Bien que né en Suisse suite aux aléas de la Seconde Guerre Mondiale, ma jeunesse et l’essentiel de ma vie adulte s’est déroulée en Belgique dans la bonne ville flamande d’Anvers. Mes parents étaient polonais mais s’exprimaient en yiddish. J’ai été scolarisé en néerlandais mais la communauté juive était francophone.
Je ne me suis jamais identifié comme Suisse, Polonais ou Flamand, mais comme Juif. Il n’empêche que je me considérais comme citoyen belge à part entière, et ne voyais aucune incompatibilité entre cela et mon appartenance au peuple juif.
Il y avait dans la population un antijudaïsme endémique, mais l’Etat n’était pas antisémite, et plutôt bienveillant envers la communauté juive. Celle-ci lui était en tous cas reconnaissante de vivre dans un Etat de droit tout en constituant un peuple dans le peuple.
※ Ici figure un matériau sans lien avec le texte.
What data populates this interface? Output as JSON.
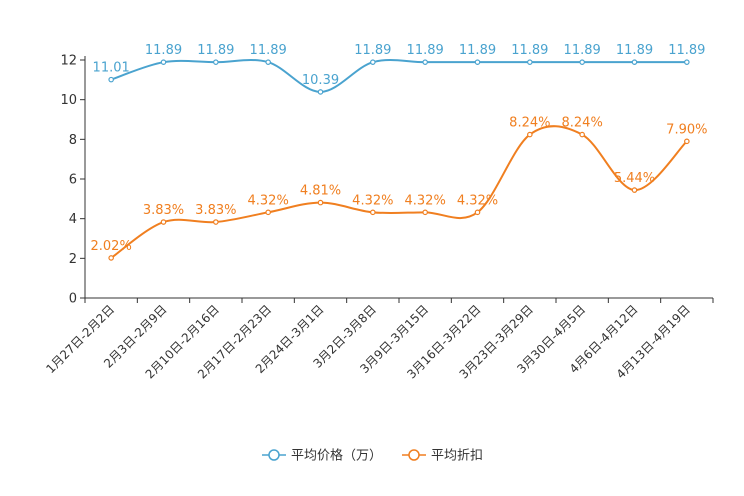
{
  "chart_data": {
    "type": "line",
    "categories": [
      "1月27日-2月2日",
      "2月3日-2月9日",
      "2月10日-2月16日",
      "2月17日-2月23日",
      "2月24日-3月1日",
      "3月2日-3月8日",
      "3月9日-3月15日",
      "3月16日-3月22日",
      "3月23日-3月29日",
      "3月30日-4月5日",
      "4月6日-4月12日",
      "4月13日-4月19日"
    ],
    "series": [
      {
        "name": "平均价格（万）",
        "color": "#4aa3cf",
        "values": [
          11.01,
          11.89,
          11.89,
          11.89,
          10.39,
          11.89,
          11.89,
          11.89,
          11.89,
          11.89,
          11.89,
          11.89
        ],
        "labels": [
          "11.01",
          "11.89",
          "11.89",
          "11.89",
          "10.39",
          "11.89",
          "11.89",
          "11.89",
          "11.89",
          "11.89",
          "11.89",
          "11.89"
        ]
      },
      {
        "name": "平均折扣",
        "color": "#f07f20",
        "values": [
          2.02,
          3.83,
          3.83,
          4.32,
          4.81,
          4.32,
          4.32,
          4.32,
          8.24,
          8.24,
          5.44,
          7.9
        ],
        "labels": [
          "2.02%",
          "3.83%",
          "3.83%",
          "4.32%",
          "4.81%",
          "4.32%",
          "4.32%",
          "4.32%",
          "8.24%",
          "8.24%",
          "5.44%",
          "7.90%"
        ]
      }
    ],
    "yticks": [
      "0",
      "2",
      "4",
      "6",
      "8",
      "10",
      "12"
    ],
    "ylim": [
      0,
      12
    ],
    "title": "",
    "xlabel": "",
    "ylabel": "",
    "legend_position": "bottom-center"
  }
}
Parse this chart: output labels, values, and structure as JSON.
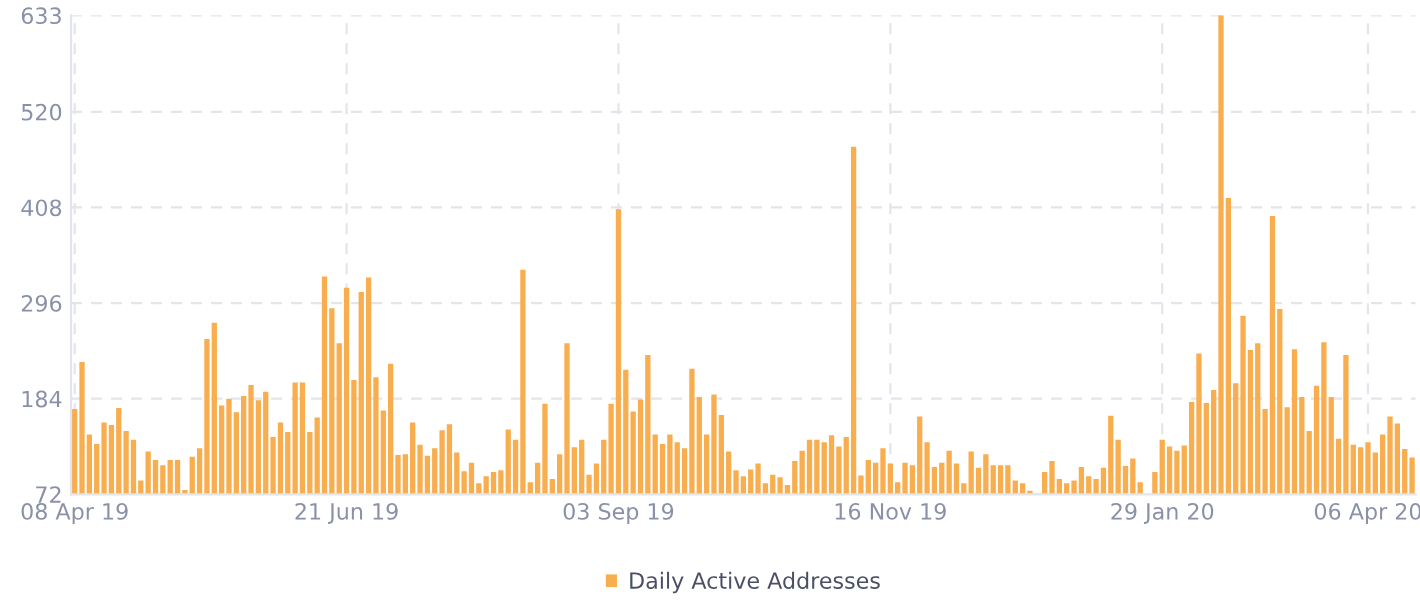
{
  "chart_data": {
    "type": "bar",
    "categories": [
      "08 Apr 19",
      null,
      null,
      null,
      null,
      null,
      null,
      null,
      null,
      null,
      null,
      null,
      null,
      null,
      null,
      null,
      null,
      null,
      null,
      null,
      null,
      null,
      null,
      null,
      null,
      null,
      null,
      null,
      null,
      null,
      null,
      null,
      null,
      null,
      null,
      null,
      null,
      "21 Jun 19",
      null,
      null,
      null,
      null,
      null,
      null,
      null,
      null,
      null,
      null,
      null,
      null,
      null,
      null,
      null,
      null,
      null,
      null,
      null,
      null,
      null,
      null,
      null,
      null,
      null,
      null,
      null,
      null,
      null,
      null,
      null,
      null,
      null,
      null,
      null,
      null,
      "03 Sep 19",
      null,
      null,
      null,
      null,
      null,
      null,
      null,
      null,
      null,
      null,
      null,
      null,
      null,
      null,
      null,
      null,
      null,
      null,
      null,
      null,
      null,
      null,
      null,
      null,
      null,
      null,
      null,
      null,
      null,
      null,
      null,
      null,
      null,
      null,
      null,
      null,
      "16 Nov 19",
      null,
      null,
      null,
      null,
      null,
      null,
      null,
      null,
      null,
      null,
      null,
      null,
      null,
      null,
      null,
      null,
      null,
      null,
      null,
      null,
      null,
      null,
      null,
      null,
      null,
      null,
      null,
      null,
      null,
      null,
      null,
      null,
      null,
      null,
      null,
      null,
      "29 Jan 20",
      null,
      null,
      null,
      null,
      null,
      null,
      null,
      null,
      null,
      null,
      null,
      null,
      null,
      null,
      null,
      null,
      null,
      null,
      null,
      null,
      null,
      null,
      null,
      null,
      null,
      null,
      null,
      "06 Apr 20",
      null,
      null,
      null,
      null,
      null,
      null
    ],
    "series": [
      {
        "name": "Daily Active Addresses",
        "color": "#f8ad4e",
        "values": [
          172,
          227,
          142,
          131,
          156,
          153,
          173,
          146,
          136,
          88,
          122,
          112,
          106,
          112,
          112,
          77,
          116,
          126,
          254,
          273,
          176,
          184,
          168,
          187,
          200,
          182,
          192,
          139,
          156,
          145,
          203,
          203,
          145,
          162,
          327,
          290,
          249,
          314,
          206,
          309,
          326,
          209,
          170,
          225,
          118,
          119,
          156,
          130,
          117,
          126,
          147,
          154,
          121,
          99,
          109,
          85,
          93,
          98,
          100,
          148,
          136,
          335,
          86,
          109,
          178,
          90,
          119,
          249,
          127,
          136,
          95,
          108,
          136,
          178,
          406,
          218,
          169,
          183,
          235,
          142,
          131,
          142,
          133,
          126,
          219,
          186,
          142,
          189,
          165,
          122,
          100,
          93,
          101,
          108,
          85,
          95,
          92,
          83,
          111,
          123,
          136,
          136,
          133,
          141,
          128,
          139,
          479,
          94,
          112,
          109,
          126,
          108,
          86,
          109,
          106,
          163,
          133,
          104,
          109,
          123,
          108,
          85,
          122,
          103,
          119,
          106,
          106,
          106,
          88,
          85,
          76,
          null,
          98,
          111,
          90,
          85,
          88,
          104,
          93,
          90,
          103,
          164,
          136,
          105,
          114,
          86,
          null,
          98,
          136,
          128,
          123,
          129,
          180,
          237,
          179,
          194,
          633,
          419,
          202,
          281,
          241,
          249,
          172,
          398,
          289,
          174,
          242,
          186,
          146,
          199,
          250,
          186,
          137,
          235,
          130,
          127,
          133,
          121,
          142,
          163,
          155,
          125,
          115
        ]
      }
    ],
    "ylim": [
      72,
      633
    ],
    "yticks": [
      72,
      184,
      296,
      408,
      520,
      633
    ],
    "grid": true,
    "legend": "bottom"
  }
}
Il n’est en effet pas anodin de relever que les cérémonies officielles des institutions juives d’Anvers se clôturaient non seulement par l’hymne national belge, mais aussi par l’israélien.
L’école juive que je fréquentais appliquait le programme d’Etat avec rigueur, et nous avions en plus de cela des cours d’hébreu, de judaïsme et de sionisme. Mais personne ne trouvait anormal que l’on nous enseigne aussi que nos ancêtres étaient des Gaulois. Nous étions même plutôt fiers d’apprendre que Jules César considérait que « de tous les peuples de la Gaule, les Belges sont les plus braves »[1].
Au fur et à mesure de la construction de l’Europe je trouvais qu’en plus d’être juif il était légitime que je m’identifie également comme Européen. Lors de la Seconde Guerre Mondiale, la philosophe politique Hannah Arendt avait promu l’idée d’une nation juive à intégrer au sein d’une future Europe Fédérale qu’elle appelait de ses vœux. Elle pensait qu’après la Guerre « les Juifs devraient y être reconnus en tant que nation, et représentés en tant que tels au Parlement européen[2].»
Je savais pour ma part que l’Europe n’était pas une nation, mais j’étais en faveur d’une intégration des peuples qui la constituaient, qui finiraient par former une entité qui s’appellerait peut-être les « Etats-Unis d’ Europe », à l’image des Etats-Unis d’Amérique. En plus des avantages économiques d’un tel projet, je pensais que l’interdépendance de peuples qui s’étaient combattus pendant si longtemps rendrait désormais la guerre impensable.
Je considérais les eurosceptiques comme réactionnaires et archaïques, et j’ai été choqué le jour où les Britanniques sont sortis de l’Union Européenne. J’y voyais un craquement dans ce continent pacifiée et prospère. J’estimais qu’une Europe politique était compatible avec des particularismes régionaux, et qu’il n’y avait pas de mal à ce que les nations de la vielle Europe cèdent une part de leur souveraineté à un pouvoir central. Je pensais que cela correspondait au bien commun.
Mais après avoir avoir émigré en Israël, ma perspective concernant l’Europe à changé. Quand j’ai pris conscience qu’en Israël ma nouvelle citoyenneté et mon identité se confondaient, j’ai compris du même coup ceux qui voient dans l’Union Européenne un piège mortel pour l’âme des peuples.
Par association d’idées j’espérais que le jour arriverait où Israël aurait des relations apaisées avec ses voisins du monde arabo-musulman, mais pas au point de se fondre en une entité supranationale qui s’appellerait les « Etats-Unis du Moyen-Orient ».
J’ai le sentiment que les peuples peuvent vivre en bonne entente les uns à côté des autres, mais qu’ils n’ont pas vocation à vivre les uns avec les autres.
[1] « Guerre des Gaules », Jules César
[2] « Hannah Arendt. Ecrits juifs » Fayard, 2011.